The only PS4 disc game I’ve upgraded to the PS5 version so far is Elden Ring, which does look pretty snazzy, though not mind-blowingly so, but again, the speed of loading really is kind of a game-changer. Existential anxiety can start to set in when you’re waiting the better part of minute between marathon runs at a hard boss. Makes returning to Elden Ring for a fresh playthrough sound more appealing. I didn’t realize quite how much I hated loading, honestly.
Astro’s Playroom is… cute. The exuberant love for the PlayStation brand feels tacky and cringe and overblown, imo, but I never thought I’d see Sony be the one to produce the Super Mario Sunshine sequel. It’s pretty by-the-numbers mascot platforming, but it’s not like we’re awash in those these days, so it’s a neat little diversion I’ll forget exists within a year. It does show off some of the gimmicks of the DualSense in a handy little way.
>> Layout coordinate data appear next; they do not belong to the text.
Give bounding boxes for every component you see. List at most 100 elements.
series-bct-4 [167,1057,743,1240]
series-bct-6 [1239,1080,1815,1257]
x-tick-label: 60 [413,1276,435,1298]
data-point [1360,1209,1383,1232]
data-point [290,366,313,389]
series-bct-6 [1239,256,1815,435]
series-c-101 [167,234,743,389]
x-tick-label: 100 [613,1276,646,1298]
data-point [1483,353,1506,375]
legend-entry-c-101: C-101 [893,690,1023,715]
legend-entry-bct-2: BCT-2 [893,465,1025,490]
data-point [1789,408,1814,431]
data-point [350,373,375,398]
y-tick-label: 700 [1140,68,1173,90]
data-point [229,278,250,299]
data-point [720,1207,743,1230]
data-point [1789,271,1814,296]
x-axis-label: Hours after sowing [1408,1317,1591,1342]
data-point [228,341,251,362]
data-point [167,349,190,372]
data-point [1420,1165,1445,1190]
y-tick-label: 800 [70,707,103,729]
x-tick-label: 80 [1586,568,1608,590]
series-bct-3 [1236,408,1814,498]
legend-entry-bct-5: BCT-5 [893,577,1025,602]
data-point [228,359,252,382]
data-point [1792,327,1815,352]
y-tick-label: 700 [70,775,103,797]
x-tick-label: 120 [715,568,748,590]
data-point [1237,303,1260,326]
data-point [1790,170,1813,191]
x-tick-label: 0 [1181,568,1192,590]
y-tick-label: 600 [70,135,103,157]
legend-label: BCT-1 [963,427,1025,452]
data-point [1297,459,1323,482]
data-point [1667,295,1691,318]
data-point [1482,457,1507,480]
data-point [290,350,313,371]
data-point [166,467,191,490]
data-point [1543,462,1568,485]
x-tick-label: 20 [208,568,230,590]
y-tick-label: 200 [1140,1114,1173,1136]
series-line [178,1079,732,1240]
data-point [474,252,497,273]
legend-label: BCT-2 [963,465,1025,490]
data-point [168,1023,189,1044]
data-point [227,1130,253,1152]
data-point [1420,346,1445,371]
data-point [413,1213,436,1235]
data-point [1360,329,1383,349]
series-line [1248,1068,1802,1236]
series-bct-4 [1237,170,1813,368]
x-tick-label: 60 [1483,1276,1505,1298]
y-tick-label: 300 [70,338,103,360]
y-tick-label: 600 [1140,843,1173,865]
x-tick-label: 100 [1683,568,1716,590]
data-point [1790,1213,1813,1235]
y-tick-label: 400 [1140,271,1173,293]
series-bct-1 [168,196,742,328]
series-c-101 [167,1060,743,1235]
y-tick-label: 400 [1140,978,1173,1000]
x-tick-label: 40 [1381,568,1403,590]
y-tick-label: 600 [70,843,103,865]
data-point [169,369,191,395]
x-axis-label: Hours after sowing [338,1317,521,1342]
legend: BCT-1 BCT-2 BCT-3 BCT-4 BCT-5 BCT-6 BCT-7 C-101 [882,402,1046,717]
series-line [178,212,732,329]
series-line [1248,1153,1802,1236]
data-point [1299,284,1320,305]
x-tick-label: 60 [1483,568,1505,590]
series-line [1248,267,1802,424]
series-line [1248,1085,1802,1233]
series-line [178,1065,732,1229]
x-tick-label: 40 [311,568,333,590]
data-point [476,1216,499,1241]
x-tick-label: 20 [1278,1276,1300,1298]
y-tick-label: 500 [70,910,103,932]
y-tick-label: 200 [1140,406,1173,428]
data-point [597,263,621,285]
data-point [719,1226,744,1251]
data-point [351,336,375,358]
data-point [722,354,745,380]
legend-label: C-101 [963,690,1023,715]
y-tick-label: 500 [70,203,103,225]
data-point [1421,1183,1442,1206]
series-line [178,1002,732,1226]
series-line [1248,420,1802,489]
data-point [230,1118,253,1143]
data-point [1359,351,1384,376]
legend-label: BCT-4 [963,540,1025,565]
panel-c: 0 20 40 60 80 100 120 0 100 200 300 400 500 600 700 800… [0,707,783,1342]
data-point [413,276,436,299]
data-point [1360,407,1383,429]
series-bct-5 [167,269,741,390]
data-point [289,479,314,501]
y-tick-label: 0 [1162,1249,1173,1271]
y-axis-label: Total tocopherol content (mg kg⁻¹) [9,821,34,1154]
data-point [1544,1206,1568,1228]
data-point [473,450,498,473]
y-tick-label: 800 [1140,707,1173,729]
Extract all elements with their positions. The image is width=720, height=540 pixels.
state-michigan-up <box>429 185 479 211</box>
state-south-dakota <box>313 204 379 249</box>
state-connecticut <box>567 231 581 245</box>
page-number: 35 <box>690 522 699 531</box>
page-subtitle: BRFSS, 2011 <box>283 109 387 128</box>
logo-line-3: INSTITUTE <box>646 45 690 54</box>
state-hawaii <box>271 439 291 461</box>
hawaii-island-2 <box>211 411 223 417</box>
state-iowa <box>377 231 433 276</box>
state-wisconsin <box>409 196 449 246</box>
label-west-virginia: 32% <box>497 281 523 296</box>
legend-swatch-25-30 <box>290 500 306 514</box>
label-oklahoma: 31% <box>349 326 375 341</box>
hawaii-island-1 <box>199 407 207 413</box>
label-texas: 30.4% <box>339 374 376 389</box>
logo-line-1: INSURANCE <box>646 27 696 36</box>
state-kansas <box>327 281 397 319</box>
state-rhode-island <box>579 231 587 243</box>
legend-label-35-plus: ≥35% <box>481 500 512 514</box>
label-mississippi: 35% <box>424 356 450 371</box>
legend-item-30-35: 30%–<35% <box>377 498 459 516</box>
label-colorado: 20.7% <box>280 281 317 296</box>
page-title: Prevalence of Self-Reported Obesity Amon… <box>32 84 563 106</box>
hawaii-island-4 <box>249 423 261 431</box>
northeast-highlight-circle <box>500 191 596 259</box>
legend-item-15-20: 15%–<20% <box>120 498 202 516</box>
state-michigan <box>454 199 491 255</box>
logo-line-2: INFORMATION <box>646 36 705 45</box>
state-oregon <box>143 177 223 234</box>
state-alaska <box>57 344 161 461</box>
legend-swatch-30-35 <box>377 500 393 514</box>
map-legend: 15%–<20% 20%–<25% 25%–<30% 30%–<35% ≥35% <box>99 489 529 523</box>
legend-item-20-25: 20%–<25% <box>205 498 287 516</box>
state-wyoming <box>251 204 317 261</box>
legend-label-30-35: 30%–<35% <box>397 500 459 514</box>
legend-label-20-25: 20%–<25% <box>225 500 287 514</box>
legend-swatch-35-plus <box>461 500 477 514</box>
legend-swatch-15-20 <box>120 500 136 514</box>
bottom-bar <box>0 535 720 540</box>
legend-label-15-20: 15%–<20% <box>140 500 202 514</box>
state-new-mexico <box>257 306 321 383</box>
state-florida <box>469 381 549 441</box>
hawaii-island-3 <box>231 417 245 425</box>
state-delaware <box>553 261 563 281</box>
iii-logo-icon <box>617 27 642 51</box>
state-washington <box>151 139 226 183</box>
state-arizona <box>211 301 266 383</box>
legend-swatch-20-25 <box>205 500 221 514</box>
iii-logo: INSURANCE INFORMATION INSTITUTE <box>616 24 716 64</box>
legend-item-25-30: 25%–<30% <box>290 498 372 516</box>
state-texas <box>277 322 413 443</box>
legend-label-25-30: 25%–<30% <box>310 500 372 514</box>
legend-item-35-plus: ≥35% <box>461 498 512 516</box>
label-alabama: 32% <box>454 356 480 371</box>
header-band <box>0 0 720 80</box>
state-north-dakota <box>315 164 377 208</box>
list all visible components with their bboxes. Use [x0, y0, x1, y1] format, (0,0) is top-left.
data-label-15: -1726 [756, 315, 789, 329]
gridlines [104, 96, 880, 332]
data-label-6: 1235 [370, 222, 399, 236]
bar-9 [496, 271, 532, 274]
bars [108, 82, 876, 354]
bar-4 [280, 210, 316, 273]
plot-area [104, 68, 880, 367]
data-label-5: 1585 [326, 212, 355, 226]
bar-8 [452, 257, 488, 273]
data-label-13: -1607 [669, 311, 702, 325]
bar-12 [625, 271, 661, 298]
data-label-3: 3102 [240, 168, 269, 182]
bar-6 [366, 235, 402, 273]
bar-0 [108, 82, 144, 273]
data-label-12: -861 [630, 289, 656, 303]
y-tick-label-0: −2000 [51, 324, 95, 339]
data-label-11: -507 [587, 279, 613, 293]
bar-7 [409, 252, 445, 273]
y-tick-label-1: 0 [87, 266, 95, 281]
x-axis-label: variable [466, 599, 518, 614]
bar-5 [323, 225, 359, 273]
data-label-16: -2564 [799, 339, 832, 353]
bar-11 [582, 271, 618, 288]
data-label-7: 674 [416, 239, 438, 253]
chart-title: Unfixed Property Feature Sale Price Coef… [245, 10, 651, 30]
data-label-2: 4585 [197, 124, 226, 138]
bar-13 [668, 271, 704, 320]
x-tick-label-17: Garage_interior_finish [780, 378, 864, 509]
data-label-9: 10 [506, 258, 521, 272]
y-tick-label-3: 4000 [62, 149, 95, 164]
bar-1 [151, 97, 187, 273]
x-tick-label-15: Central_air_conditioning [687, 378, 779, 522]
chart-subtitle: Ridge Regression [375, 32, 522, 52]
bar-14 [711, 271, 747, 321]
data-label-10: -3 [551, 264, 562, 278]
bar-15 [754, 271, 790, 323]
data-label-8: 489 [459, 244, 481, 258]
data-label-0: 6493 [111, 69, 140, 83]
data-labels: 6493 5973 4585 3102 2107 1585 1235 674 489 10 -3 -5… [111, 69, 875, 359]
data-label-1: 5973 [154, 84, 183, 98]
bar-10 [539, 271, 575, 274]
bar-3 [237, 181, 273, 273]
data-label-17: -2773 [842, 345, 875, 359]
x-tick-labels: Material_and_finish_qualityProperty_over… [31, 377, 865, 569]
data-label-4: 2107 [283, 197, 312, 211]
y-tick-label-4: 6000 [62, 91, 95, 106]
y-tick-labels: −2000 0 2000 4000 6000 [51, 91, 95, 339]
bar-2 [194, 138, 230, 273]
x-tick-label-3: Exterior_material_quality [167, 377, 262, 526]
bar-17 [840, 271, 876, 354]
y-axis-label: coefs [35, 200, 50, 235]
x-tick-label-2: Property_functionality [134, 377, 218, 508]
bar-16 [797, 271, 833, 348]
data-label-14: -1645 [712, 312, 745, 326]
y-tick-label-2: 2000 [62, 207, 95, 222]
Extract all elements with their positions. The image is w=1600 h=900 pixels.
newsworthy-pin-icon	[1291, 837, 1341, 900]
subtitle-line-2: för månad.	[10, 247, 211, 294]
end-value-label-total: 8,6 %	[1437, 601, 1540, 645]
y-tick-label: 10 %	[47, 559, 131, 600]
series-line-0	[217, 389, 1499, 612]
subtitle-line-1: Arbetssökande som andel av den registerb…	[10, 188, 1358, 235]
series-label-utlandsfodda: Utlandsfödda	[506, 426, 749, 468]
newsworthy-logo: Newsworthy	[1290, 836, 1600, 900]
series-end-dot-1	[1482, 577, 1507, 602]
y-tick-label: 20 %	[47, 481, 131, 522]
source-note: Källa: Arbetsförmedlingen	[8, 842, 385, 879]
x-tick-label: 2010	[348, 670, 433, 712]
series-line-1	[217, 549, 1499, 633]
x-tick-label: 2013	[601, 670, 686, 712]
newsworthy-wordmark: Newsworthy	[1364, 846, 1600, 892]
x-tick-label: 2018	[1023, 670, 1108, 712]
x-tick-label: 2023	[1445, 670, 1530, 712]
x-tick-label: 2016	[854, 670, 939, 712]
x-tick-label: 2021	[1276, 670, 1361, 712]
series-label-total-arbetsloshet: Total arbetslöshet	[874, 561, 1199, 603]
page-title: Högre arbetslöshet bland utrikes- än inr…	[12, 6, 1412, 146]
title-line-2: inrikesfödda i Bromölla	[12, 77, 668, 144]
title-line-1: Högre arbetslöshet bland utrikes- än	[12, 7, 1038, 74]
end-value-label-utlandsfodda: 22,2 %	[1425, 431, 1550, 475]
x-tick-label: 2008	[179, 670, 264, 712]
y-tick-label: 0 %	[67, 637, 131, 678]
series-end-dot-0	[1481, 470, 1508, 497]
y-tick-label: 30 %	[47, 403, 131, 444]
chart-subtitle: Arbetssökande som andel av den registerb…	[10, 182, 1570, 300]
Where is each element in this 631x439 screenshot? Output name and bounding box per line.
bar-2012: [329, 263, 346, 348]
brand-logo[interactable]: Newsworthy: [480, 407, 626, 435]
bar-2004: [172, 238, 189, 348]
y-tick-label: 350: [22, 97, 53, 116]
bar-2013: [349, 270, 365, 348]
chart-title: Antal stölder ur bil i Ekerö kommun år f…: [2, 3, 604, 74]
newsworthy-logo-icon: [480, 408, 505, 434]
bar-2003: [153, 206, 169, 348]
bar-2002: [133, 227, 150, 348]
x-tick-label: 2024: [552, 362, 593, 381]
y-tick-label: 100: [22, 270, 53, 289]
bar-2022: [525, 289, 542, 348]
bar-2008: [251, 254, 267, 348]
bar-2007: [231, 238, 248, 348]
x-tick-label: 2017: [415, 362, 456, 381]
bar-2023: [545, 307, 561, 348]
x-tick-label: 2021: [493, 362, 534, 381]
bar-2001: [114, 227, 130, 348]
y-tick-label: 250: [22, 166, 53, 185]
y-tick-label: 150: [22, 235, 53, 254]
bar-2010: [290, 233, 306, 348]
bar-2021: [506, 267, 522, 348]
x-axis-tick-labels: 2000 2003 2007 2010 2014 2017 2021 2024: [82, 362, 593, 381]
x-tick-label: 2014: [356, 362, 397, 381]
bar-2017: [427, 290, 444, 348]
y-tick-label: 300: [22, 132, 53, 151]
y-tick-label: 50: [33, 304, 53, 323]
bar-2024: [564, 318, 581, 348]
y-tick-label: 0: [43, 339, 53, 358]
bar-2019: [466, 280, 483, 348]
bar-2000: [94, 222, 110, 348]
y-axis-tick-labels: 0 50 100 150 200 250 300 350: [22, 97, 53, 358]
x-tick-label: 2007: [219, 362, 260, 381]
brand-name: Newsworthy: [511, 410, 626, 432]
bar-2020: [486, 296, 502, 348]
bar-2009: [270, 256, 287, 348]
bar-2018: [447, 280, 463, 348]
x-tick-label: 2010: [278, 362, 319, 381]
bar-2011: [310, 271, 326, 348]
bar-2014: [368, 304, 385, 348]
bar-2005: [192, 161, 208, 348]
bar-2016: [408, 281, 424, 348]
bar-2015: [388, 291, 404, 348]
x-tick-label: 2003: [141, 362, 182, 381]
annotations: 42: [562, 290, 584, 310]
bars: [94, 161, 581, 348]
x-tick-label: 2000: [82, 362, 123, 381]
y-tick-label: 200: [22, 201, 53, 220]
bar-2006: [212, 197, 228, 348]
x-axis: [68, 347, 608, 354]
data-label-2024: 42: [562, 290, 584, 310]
I remain in the camp that thinks the things Sony has done with the DualShock 4 and DualSense have not been interesting/valuable/used enough to justify more or less locking out the existence of a third-party controller market (at a time when I can use my 8bitdo controllers on at least 3 machines in my home). It seems like the biggest feature is the very fine tuning of the haptics/rumble stuff, but I’ll be honest, y’all, the rumble stuff has never felt all that compelling to me in any console, and often reads kinda chintzy. I think it’s supposed to help immersion, but it helps break it more often than anything for me. If you want to (eventually) port your game to PC, as even Sony does in these 2020s, why would you make any of these gimmicky features essential to a game’s interface/mechanics?
But yeah, it’s cute enough. Controller feels good. A little better than the DualSense 4 did.
Anyway, this hasn’t been all that interesting a post, because other than smoothing out some of the experience of using my PS4 (which I like!), it’s not all the interesting to talk about yet—I’m playing mostly the exact same games I was a week ago.
I suppose, having already had a healthy PS4 library, I am pretty far from meauxdal’s experience, but I can imagine that if I were coming to this from a decade or more away from console gaming, this would be a really fun experience. It’s a good system! I’m still puzzled as to why it’s been in such high demand, as it feels like mostly incremental improvements over the PS4/Pro (with an amazing dearth of exclusives, despite having been out for over two years now), but it is a damn fine system.